Kegiatan tersebut mengusung tema “Meneladani Akhlak Rasulullah SAW, Menanamkan Nilai Kejujuran dan Amanah di Lingkungan Kerja BWS Malut.”

Peringatan Maulid Nabi dihadiri Plt Kepala BWS Maluku Utara Budi Prasetyo, Al-Mukarram Ustaz Muhammad M. Saleh Sakola, para kepala satuan kerja (satker), Pejabat Pembuat Komitmen (PPK), pejabat SPM, bendahara, serta jajaran Dharma Wanita Persatuan BWS Maluku Utara.

Ketua Panitia Maulid Nabi, M. Fardan Saleh, mengatakan peringatan tersebut menjadi momentum untuk meningkatkan keteladanan terhadap akhlak Rasulullah SAW, khususnya dalam menanamkan nilai kejujuran dan amanah di lingkungan kerja.

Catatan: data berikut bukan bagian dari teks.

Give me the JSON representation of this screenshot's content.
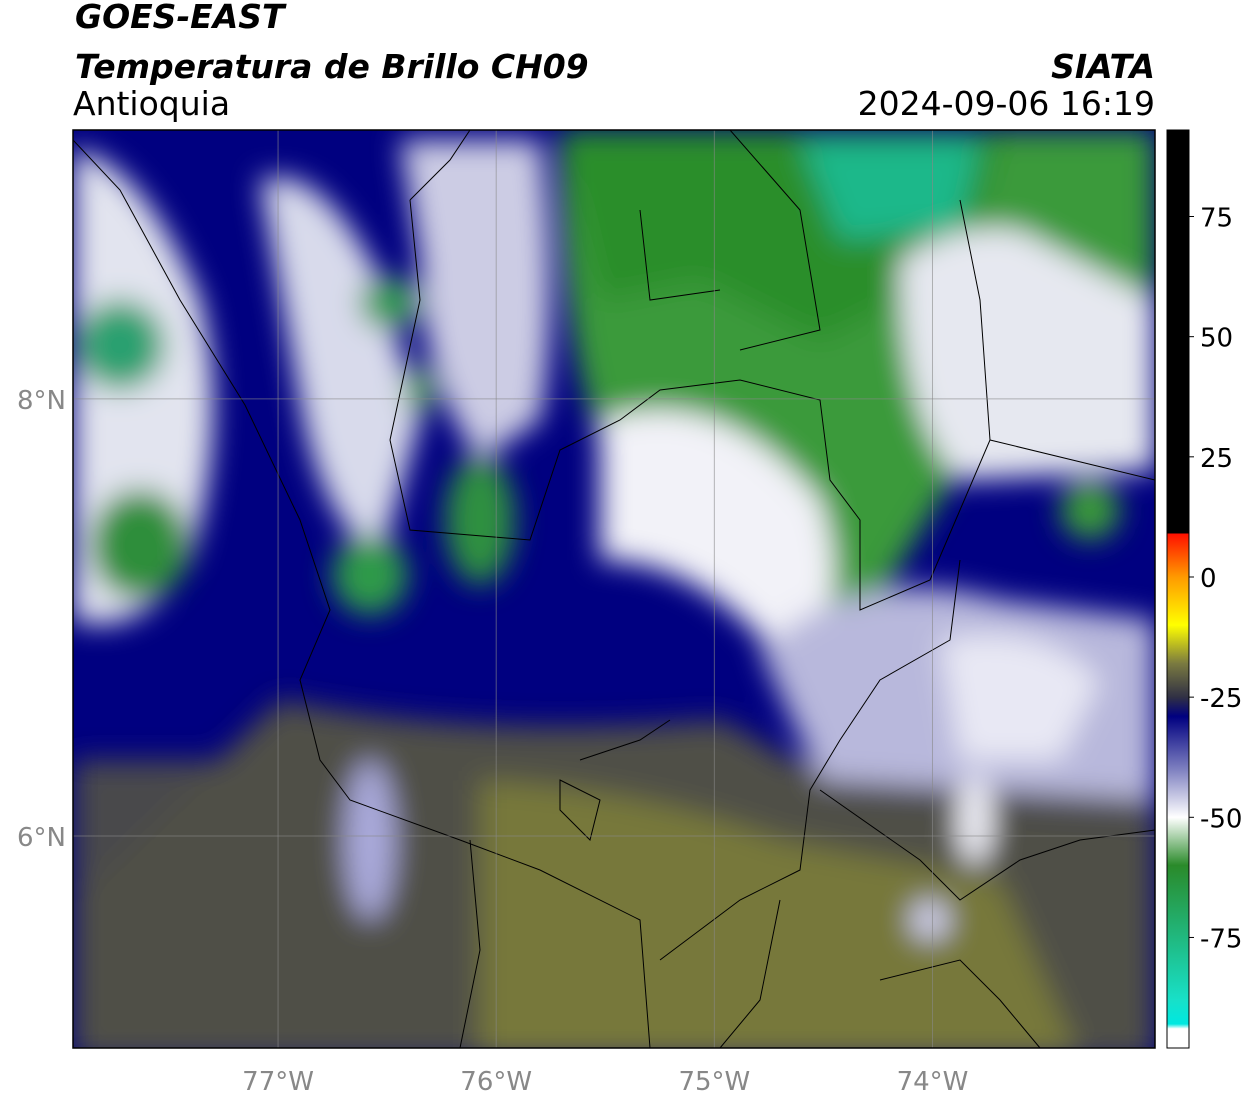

Menurutnya, Maulid Nabi tidak semata-mata menjadi kegiatan seremonial untuk mengenang kelahiran Rasulullah SAW. Lebih dari itu, peringatan tersebut harus menjadi kesempatan untuk mempelajari dan meneladani akhlak Rasulullah dalam kehidupan sehari-hari.

“Pada hakikatnya, Maulid ini seharusnya tidak hanya kita peringati setahun sekali, tetapi kalau bisa setiap hari, bahkan setiap menit dan setiap detik. Yakni dengan cara berselawat kepada Nabi, mengenang Nabi dan selalu mempelajari sirah-sirah beliau sehingga bisa mencontoh akhlak dan perilaku beliau,” ujarnya.

Fardan menjelaskan, meski pelaksanaan Maulid Nabi BWS Maluku Utara sempat tertunda, kegiatan tersebut tetap dilaksanakan dalam bulan Rabiul Awal.

Menurutnya, hal terpenting bukan semata-mata ketepatan waktu pelaksanaan, melainkan esensi dan hikmah yang dapat diambil dari peringatan Maulid Nabi.

“Maulid ini tidak harus tepat waktu, tetapi yang penting adalah esensinya dan hikmah yang bisa kita petik,” katanya.

Ia juga menyampaikan apresiasi kepada seluruh pihak yang telah berpartisipasi dalam menyukseskan kegiatan tersebut.

“Kita berharap seluruh dukungan yang diberikan menjadi amal saleh sekaligus bentuk kecintaan dan keteladanan kepada Nabi Muhammad SAW,” ujarnya.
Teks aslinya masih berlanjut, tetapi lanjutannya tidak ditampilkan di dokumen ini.